Stress effects – the whole body suffers

We all have stressors of some sort in our lives and many more have been added during the last year and a half. According to the American Psychological Association, stress affects all systems of the body, including the musculoskeletal, respiratory, cardiovascular, endocrine, gastrointestinal, nervous and reproductive systems. 

"Due to the physical effects on our bodies, it is important to manage stress," said Cheryl Laszynski, registered nurse health coach at the Center for Healthy Living (CHL) on the West Lafayette campus. "Stress symptoms can present in a variety of ways, including headaches, dizziness, heart palpitations, muscle tension, pain or fatigue. It can cause both mental and physical exhaustion and also has been linked to leading causes of death due to heart disease, diabetes, kidney disease, lung ailments and cancer."

Along with the American Psychological Association, mental health organizations view the effects of stress on the body as a main point of interest. Mental Health America’s (MHA) “How Stress Hurts” web page outlines the effects of stress on the body in an easy-to-understand format. In addition, the National Alliance on Mental Illness (NAMI) provides a “Managing Stress” resource, which details the following:

  • How Stress Affects You – both mentally and physically
  • When You Are Most Vulnerable to Stress
  • Ways to Reduce Stress

As others have shown, Mayo Clinic also reports that stress can affect your body, your thoughts/feelings/mood and your behavior.

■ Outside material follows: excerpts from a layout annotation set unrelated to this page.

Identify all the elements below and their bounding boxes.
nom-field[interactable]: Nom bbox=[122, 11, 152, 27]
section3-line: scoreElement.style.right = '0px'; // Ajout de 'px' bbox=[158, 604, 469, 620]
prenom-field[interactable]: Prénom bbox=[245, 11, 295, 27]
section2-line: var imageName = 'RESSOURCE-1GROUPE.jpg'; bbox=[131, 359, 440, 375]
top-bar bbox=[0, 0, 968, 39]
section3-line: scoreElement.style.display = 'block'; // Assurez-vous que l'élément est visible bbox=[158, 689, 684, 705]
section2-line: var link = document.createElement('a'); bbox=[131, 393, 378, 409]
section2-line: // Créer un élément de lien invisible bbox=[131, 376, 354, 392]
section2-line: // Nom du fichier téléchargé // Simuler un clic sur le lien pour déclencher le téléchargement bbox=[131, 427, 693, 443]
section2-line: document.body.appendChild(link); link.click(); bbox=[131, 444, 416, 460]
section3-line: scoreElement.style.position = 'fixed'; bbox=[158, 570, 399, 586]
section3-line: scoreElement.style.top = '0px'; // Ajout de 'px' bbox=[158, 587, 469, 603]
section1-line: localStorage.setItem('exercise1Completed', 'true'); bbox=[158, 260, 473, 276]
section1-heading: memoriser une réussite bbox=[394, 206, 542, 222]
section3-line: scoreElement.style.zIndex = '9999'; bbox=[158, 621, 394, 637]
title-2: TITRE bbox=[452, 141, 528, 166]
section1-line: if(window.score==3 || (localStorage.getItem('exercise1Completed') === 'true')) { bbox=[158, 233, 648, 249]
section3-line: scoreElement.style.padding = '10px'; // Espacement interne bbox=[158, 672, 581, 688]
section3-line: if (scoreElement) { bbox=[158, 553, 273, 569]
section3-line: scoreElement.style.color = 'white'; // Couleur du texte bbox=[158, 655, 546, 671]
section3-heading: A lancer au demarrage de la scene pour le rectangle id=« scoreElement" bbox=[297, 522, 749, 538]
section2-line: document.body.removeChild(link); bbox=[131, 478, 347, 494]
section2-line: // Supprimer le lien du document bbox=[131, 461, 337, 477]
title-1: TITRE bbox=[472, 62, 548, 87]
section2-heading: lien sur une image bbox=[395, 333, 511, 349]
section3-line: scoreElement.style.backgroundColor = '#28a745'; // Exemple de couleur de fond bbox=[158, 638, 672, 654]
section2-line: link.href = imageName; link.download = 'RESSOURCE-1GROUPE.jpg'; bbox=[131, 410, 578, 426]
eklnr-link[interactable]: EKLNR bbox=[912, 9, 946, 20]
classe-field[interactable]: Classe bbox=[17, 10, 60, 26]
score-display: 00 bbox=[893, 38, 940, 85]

Common effects of stress according to Mayo Clinic include:

  • On your body – headache, muscle tension, chest pain, stomach upset, sleep problems
  • On your mood – anxiety, restlessness, lack of focus/motivation, feeling overwhelmed, sadness/depression
  • On your behavior – overeating/undereating, angry outbursts, drug/alcohol misuse, tobacco use, social withdrawal, less active

Tips to help manage stress

MHA offers 10 tools to help individuals manage stress and feel more hopeful; the “Ten Tools” web page offers links to each of the following tools with specific, easy-to-follow tips:

  • Connect with others
  • Stay positive
  • Get physically active
  • Help others
  • Get enough sleep
  • Create joy and satisfaction
  • Eat well
  • Take care of your spirit
  • Deal better with hard times
  • Get professional help if you need it

Laszynski also shared some tips to help manage stress. They include:

  • Take a 10-minute walk
  • Practice mindfulness. The Healthy Boiler Portal offers its “Mindful Minutes Series” as a quick, easy resource. Tools like these support the behavioral health pillar of the Healthy Boiler Program.
  • Write in a journal. “Journaling allows you a safe place to write your feelings out and in doing so can help you work through certain stressors simply by moving them from your mind to your journal and allowing yourself to process whatever the situation is that’s causing you stress at that moment,” Laszynski said.
  • Take a break. Find an activity that allows you time to not have to think about the stressors in your life, such as reading, watching a movie, exercising, etc.
  • Talk to someone. All benefits-eligible employees can schedule an appointment with a health coach or counselor at the CHL by calling 765-494-0111 or using the Center for Healthy Living portal.